Lücke: Schwierigkeiten gibt es zwar überall, aber stärker bei Waren, die von Übersee kommen. „Buy local, buy regional“ ist ein Motto, welches uns derzeit bei den anorganischen Eisenoxiden hilft. Denn der Bedarf ist gigantisch, da es derzeit vermehrt zu Lieferschwierigkeiten aus China kommt. Der plötzlich gesteigerten Nachfrage Herr zu werden, fällt uns allerdings auch nicht immer einfach. Aber auch in schwierigen Zeiten liegt der Fokus in einer engen Kommunikation mit den Kunden. Schließlich ist es unsere Aufgabe, dass kein Kunde die Bänder stilllegen muss.
Wie bewerten Sie die aktuelle Lage im Pigmentmarkt?
Lücke: Auf der Seite der Rohstoffhersteller gibt es eine zunehmende Konsolidierung. Dies bringt natürlich eine weitere Facette der Wettbewerbssituation mit sich. Aber, wir sehen darin auch eine Chance für uns. Diese Firmen kümmern sich mehr und mehr um sich sowie Ihre Konsolidierung und reduzieren ihre Anwendungstechnik. Somit können wir uns in Nischen Wettbewerbsvorteile erarbeiten.
Ein ähnliches Bild sehen wir auch bei den großen Lackherstellern. Auch dort merkt man die Konsolidierung schon deutlich. Der Bedarf an Beratung ist jedoch weiterhin gegeben, häufig wird dieser aber nicht mehr zur vollen Zufriedenheit erfüllt. Hier sehen wir unsere Stärken, um Chancen zu ergreifen.
Welche Herausforderungen sehen Sie für Pigmenthersteller?

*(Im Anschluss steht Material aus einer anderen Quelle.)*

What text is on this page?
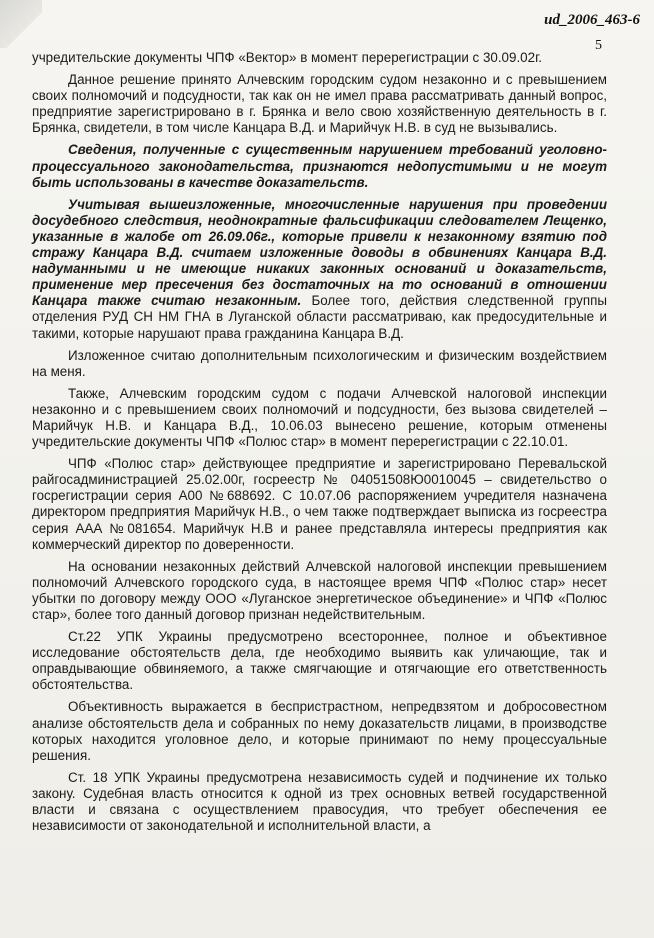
ud_2006_463-6
5

учредительские документы ЧПФ «Вектор» в момент перерегистрации с 30.09.02г.

Данное решение принято Алчевским городским судом незаконно и с превышением своих полномочий и подсудности, так как он не имел права рассматривать данный вопрос, предприятие зарегистрировано в г. Брянка и вело свою хозяйственную деятельность в г. Брянка, свидетели, в том числе Канцара В.Д. и Марийчук Н.В. в суд не вызывались.

Сведения, полученные с существенным нарушением требований уголовно-процессуального законодательства, признаются недопустимыми и не могут быть использованы в качестве доказательств.

Учитывая вышеизложенные, многочисленные нарушения при проведении досудебного следствия, неоднократные фальсификации следователем Лещенко, указанные в жалобе от 26.09.06г., которые привели к незаконному взятию под стражу Канцара В.Д. считаем изложенные доводы в обвинениях Канцара В.Д. надуманными и не имеющие никаких законных оснований и доказательств, применение мер пресечения без достаточных на то оснований в отношении Канцара также считаю незаконным. Более того, действия следственной группы отделения РУД СН НМ ГНА в Луганской области рассматриваю, как предосудительные и такими, которые нарушают права гражданина Канцара В.Д.

Изложенное считаю дополнительным психологическим и физическим воздействием на меня.

Также, Алчевским городским судом с подачи Алчевской налоговой инспекции незаконно и с превышением своих полномочий и подсудности, без вызова свидетелей – Марийчук Н.В. и Канцара В.Д., 10.06.03 вынесено решение, которым отменены учредительские документы ЧПФ «Полюс стар» в момент перерегистрации с 22.10.01.

ЧПФ «Полюс стар» действующее предприятие и зарегистрировано Перевальской райгосадминистрацией 25.02.00г, госреестр № 04051508Ю0010045 – свидетельство о госрегистрации серия А00 №688692. С 10.07.06 распоряжением учредителя назначена директором предприятия Марийчук Н.В., о чем также подтверждает выписка из госреестра серия ААА №081654. Марийчук Н.В и ранее представляла интересы предприятия как коммерческий директор по доверенности.

На основании незаконных действий Алчевской налоговой инспекции превышением полномочий Алчевского городского суда, в настоящее время ЧПФ «Полюс стар» несет убытки по договору между ООО «Луганское энергетическое объединение» и ЧПФ «Полюс стар», более того данный договор признан недействительным.

Ст.22 УПК Украины предусмотрено всестороннее, полное и объективное исследование обстоятельств дела, где необходимо выявить как уличающие, так и оправдывающие обвиняемого, а также смягчающие и отягчающие его ответственность обстоятельства.

Объективность выражается в беспристрастном, непредвзятом и добросовестном анализе обстоятельств дела и собранных по нему доказательств лицами, в производстве которых находится уголовное дело, и которые принимают по нему процессуальные решения.

Ст. 18 УПК Украины предусмотрена независимость судей и подчинение их только закону. Судебная власть относится к одной из трех основных ветвей государственной власти и связана с осуществлением правосудия, что требует обеспечения ее независимости от законодательной и исполнительной власти, а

Lücke: Es gibt in allen Bereichen eine Verknappung. Alle Volumenpigmente haben einen hohen Bedarf. Lieferprobleme sind überall zu sehen, nicht nur bei uns. Das Preisniveau geht hoch. Dies ist mit dem Nachholeffekt von 2020 zu erklären. Dieser Trend wird sich vorerst auch nicht ändern. Die Segmente Dispersionsfarben und Bauindustrie, zum Beispiel, waren ziemlich stark in 2020.

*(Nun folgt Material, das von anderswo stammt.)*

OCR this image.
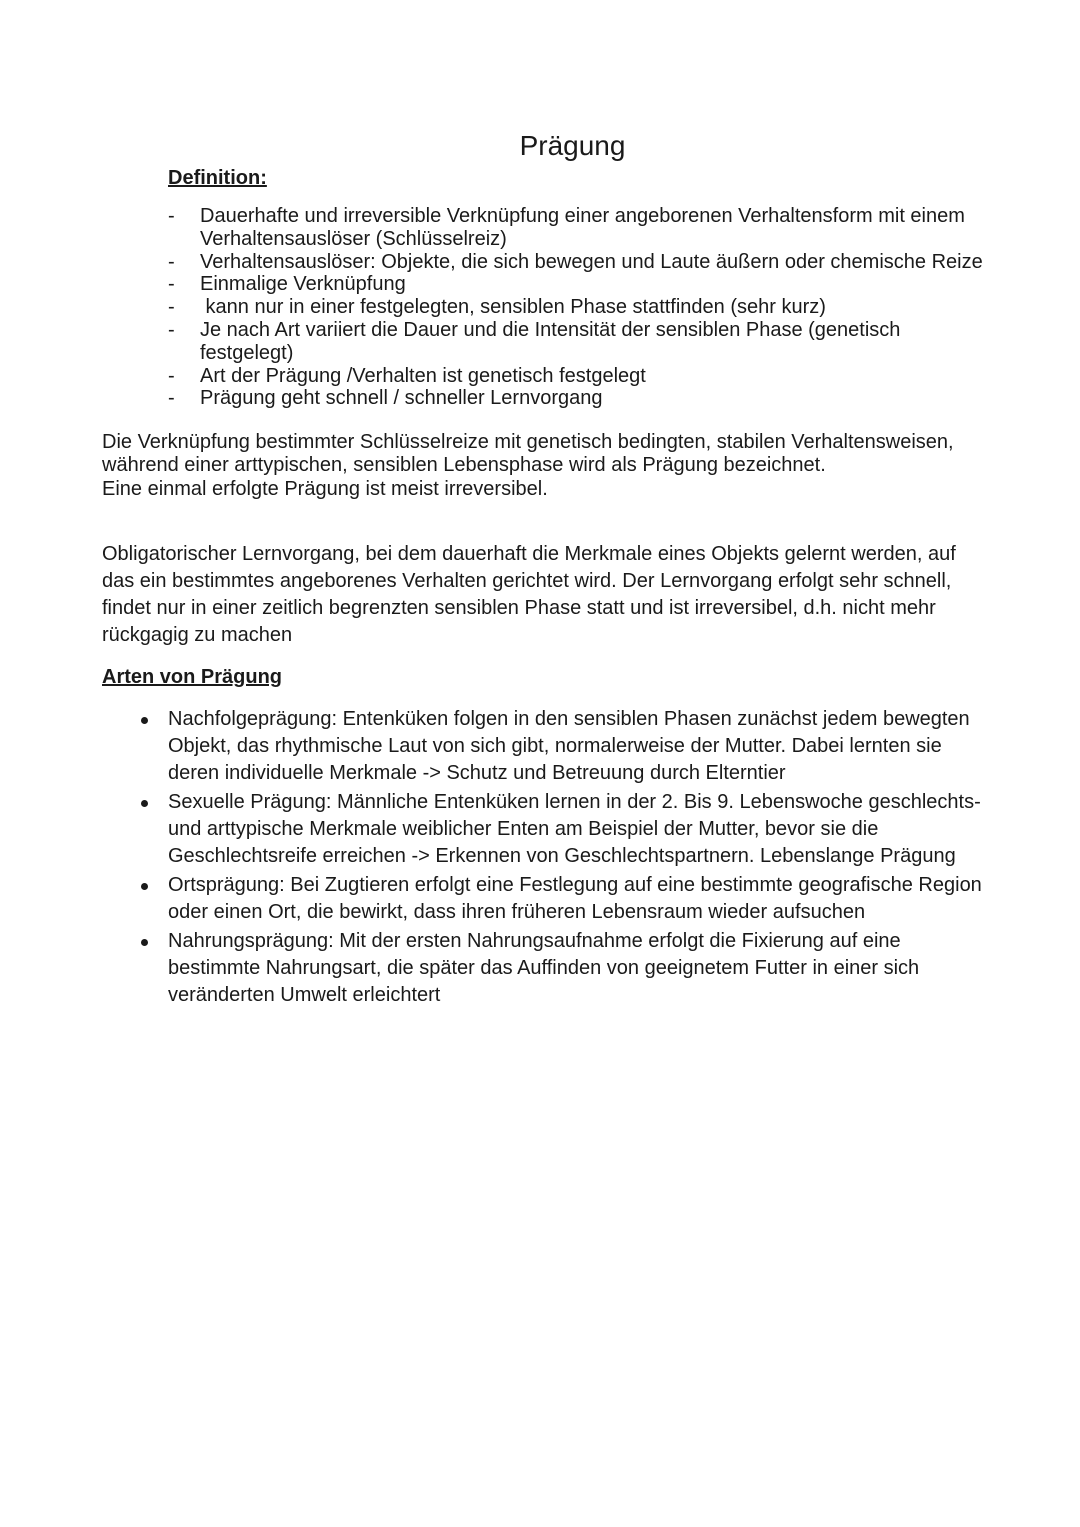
Prägung
Definition:
- Dauerhafte und irreversible Verknüpfung einer angeborenen Verhaltensform mit einem Verhaltensauslöser (Schlüsselreiz)
- Verhaltensauslöser: Objekte, die sich bewegen und Laute äußern oder chemische Reize
- Einmalige Verknüpfung
- kann nur in einer festgelegten, sensiblen Phase stattfinden (sehr kurz)
- Je nach Art variiert die Dauer und die Intensität der sensiblen Phase (genetisch festgelegt)
- Art der Prägung /Verhalten ist genetisch festgelegt
- Prägung geht schnell / schneller Lernvorgang

Die Verknüpfung bestimmter Schlüsselreize mit genetisch bedingten, stabilen Verhaltensweisen, während einer arttypischen, sensiblen Lebensphase wird als Prägung bezeichnet.

Eine einmal erfolgte Prägung ist meist irreversibel.

Obligatorischer Lernvorgang, bei dem dauerhaft die Merkmale eines Objekts gelernt werden, auf das ein bestimmtes angeborenes Verhalten gerichtet wird. Der Lernvorgang erfolgt sehr schnell, findet nur in einer zeitlich begrenzten sensiblen Phase statt und ist irreversibel, d.h. nicht mehr rückgagig zu machen

Arten von Prägung
Nachfolgeprägung: Entenküken folgen in den sensiblen Phasen zunächst jedem bewegten Objekt, das rhythmische Laut von sich gibt, normalerweise der Mutter. Dabei lernten sie deren individuelle Merkmale -> Schutz und Betreuung durch Elterntier
Sexuelle Prägung: Männliche Entenküken lernen in der 2. Bis 9. Lebenswoche geschlechts- und arttypische Merkmale weiblicher Enten am Beispiel der Mutter, bevor sie die Geschlechtsreife erreichen -> Erkennen von Geschlechtspartnern. Lebenslange Prägung
Ortsprägung: Bei Zugtieren erfolgt eine Festlegung auf eine bestimmte geografische Region oder einen Ort, die bewirkt, dass ihren früheren Lebensraum wieder aufsuchen
Nahrungsprägung: Mit der ersten Nahrungsaufnahme erfolgt die Fixierung auf eine bestimmte Nahrungsart, die später das Auffinden von geeignetem Futter in einer sich veränderten Umwelt erleichtert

In diesem Jahr sind die Zahlen zwar leicht rückgängig, aber immer noch stark und über dem Niveau von vor Corona. Eine ganz wesentliche Aufgabe in den vergangen und den zukünftigen Monaten ist die Abschätzung des tatsächlichen Bedarfes. Welche Rolle spielen die höher werden Preise bei der Bedarfssituation? Sind diese Bedarfssteigerungen nachhaltig oder nur der Nachholeffekt? Obwohl der Dezember meist schwächer ist, sehen wir aber selbst da schon deutlich mehr Bedarf als in den Vorjahren. Im Laufe von 2022 sollte sich das Level nivellieren, sofern keine weiteren Krisen aufkommen.
Wo sehen Sie Potenziale für Ihre Aktivitäten?
Lücke: Wir sind flexibel als Mittelstand. Wie zuvor angesprochen bilden die kleineren Produkte für uns Potenziale. Aber auch den Green Deal sehe ich als Chance für uns. In erster Linie bedeuten solche Regularien zwar Kosten für die Branche, wichtig ist aber zu schauen, inwiefern diese uns auch Wettbewerbsvorteile sichern können. Klimaneutralität ist ebenso ein großes Thema und gehört dort mit rein.
Bei der Digitalisierung ist auch noch viel Luft nach oben in der Branche. Auch wir generieren viele Daten, die wir sinnvoll nutzen müssen. Durch unser Technikum kommen sicherlich noch weitere Daten hinzu. Maschinen müssen daher besser mit Prozessen abgestimmt und vernetzt werden. Wir nutzen zwar schon seit mehreren Jahren ein modernes Prozessleitsystem, doch wurde die Priorität meist nicht auf die genaue Analyse der entstandenen Daten gelegt. Eine weitere Frage stellt sich auch im Hinblick auf den Umgang mit den digitalen Plattformen. Betreiben wir diese nur aus Interesse oder ist das ein Wettbewerb, den wir annehmen? Hier bieten sich sicherlich noch erhebliche Potenziale für uns und die gesamte Branche.